Илья Федорович Батюшкин сидел на диване как раз напротив начальника губернского сыска, лицом сник и всем своим внешним видом вызывал сочувствие. С Поляничко они были почти одного возраста. Волнение свое он не скрывал. Кукушкин был ему другом. Только вот свежая царапина на лице вызывала подозрение, которое рассеял сам нумизмат: «Вы, господин полицейский, не смотрите, что у меня лицо поцарапанное. Самому признаться стыдно, да что поделаешь, придется. Супружница меня давно покинула. Не смогла перенести мое страстное влечение к старинным монетам. Служил я писарем в акцизном управлении, ну и сами понимаете, жалованье там не ахти какое. Приходилось подрабатывать – брал книги и новый переплет ставил. Но бросила она меня и ушла, не поверите – к моему начальнику. Старик, хоть и вдовец был, а до молодок ох как охоч! Случилось это еще в восемьдесят седьмом. Весь город об этом тогда сплетничал. С тех пор я службу оставил и один обретался. Захар единственный, кто меня тогда поддержал. В то время я жил реставрацией книг да монетами старинными приторговывал. Столоваться частенько к нему приходил. Кормил он меня бесплатно. С одной плошки, почитай, два года хлебали. А пять лет назад взял я к себе в дом Ефросинью. Она хоть и молодая, но бойкая баба. Руки золотые, да только тяжелые. Вчера вот повздорили, она меня и поцарапала, да еще и скалкой для теста по спине огрела», – от волнения у Ильи Федоровича задрожали обрюзглые щеки и запрыгала крупная бородавка на носу. Невольно его взгляд упал на висельника, и немолодой уже человек тихо, в бесслезном судорожном смятении зарыдал, содрогаясь всем телом. Допрос пришлось на время прекратить и отпаивать свидетеля водой.
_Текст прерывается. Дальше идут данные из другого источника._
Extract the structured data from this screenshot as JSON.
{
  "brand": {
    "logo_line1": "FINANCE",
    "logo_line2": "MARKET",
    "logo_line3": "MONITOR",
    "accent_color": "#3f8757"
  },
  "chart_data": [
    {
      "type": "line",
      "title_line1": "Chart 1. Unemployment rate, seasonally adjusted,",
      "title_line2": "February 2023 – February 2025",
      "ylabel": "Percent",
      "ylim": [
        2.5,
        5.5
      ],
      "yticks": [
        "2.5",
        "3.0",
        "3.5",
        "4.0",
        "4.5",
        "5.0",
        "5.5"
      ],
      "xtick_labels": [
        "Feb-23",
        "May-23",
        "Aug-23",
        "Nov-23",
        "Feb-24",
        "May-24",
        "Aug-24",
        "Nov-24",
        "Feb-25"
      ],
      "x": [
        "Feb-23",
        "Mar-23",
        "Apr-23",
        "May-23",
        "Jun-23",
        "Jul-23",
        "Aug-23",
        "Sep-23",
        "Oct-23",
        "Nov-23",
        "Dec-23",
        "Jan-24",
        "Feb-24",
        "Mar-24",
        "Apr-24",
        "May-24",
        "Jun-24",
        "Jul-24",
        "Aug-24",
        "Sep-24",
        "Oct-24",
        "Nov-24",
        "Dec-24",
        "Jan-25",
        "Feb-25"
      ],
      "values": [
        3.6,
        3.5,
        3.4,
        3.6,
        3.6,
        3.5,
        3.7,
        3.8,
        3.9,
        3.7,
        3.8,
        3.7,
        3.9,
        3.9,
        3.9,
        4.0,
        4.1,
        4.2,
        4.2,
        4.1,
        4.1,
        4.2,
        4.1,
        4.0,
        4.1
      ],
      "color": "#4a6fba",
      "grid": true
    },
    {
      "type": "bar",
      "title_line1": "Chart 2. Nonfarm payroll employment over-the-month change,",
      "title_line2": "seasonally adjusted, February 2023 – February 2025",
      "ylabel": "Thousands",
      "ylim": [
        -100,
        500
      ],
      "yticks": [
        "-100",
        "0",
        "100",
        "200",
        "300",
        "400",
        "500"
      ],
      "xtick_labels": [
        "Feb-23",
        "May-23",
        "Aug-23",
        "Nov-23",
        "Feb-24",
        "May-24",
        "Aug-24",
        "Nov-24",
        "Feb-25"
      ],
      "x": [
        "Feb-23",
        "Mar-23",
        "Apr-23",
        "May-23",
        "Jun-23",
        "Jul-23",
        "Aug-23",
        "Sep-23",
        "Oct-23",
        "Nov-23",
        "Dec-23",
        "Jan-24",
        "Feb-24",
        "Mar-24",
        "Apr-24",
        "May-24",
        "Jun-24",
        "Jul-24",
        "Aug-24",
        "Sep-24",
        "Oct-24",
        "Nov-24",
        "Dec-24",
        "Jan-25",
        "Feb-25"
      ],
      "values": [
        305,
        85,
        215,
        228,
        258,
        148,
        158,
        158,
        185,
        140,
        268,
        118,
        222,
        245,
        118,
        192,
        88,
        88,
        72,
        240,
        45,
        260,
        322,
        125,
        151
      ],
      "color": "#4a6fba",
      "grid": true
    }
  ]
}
Что и говорить, в петле Кукушкин вызывал ужас: с растопыренными пальцами и криво высунувшимся синим языком. Веревку самоубийца прицепил за крюк керосиновой люстры, от чего она слегка наклонилась в сторону. Внизу на ковре осталась складка, углом обращенная к двери. А чуть поодаль, склонив набок маленькую головку, болтался на веревке привязанный за перекладину в отделении для вешалок открытого шифоньера сибирский кот.

Дверь снова отворилась, и за спиной Ильи Федоровича показался ветеринар, то и дело безостановочно крестившийся перебинтованной левой рукой на усопшего. А в правой Саушкин держал свернутую вдвое красную банкноту, достоинством в десять рублей, которые причитались хозяину за проданных на прошлой неделе двух, редких по красоте персов и одного британца, почти голубого цвета. «Кому теперь эти десять рубликов-то отдать?» – безуспешно обращался высокий, как жердь, Кузьма к полицейским чинам, занятым осмотром места происшествия. Но те только отмахивались и приказывали ему ждать допроса в порядке очередности. А он не унимался и все причитал: «Я вот уже три дня болею, прием не веду, зверушек не осматриваю. А еще второго дня должен был сюда, к Захару, котов осмотреть прийти. Ну, думаю, обидится старый приятель. Вот и наведался сегодня, а тут старухи у дома судачат, да смотрю – полицейская карета стоит. Объяснили, значит, мне – такая вот горесть на Флоринке приключилась. Кто бы мог подумать? А с виду тишайший был человечек. Сказано, все мы твари божьи, всех один исход ожидает. Вот и он от нас ушел. Эх, Захар, Захар! Чувствовал я, что книги эти до добра не доведут», – от души сокрушался «кошачий доктор».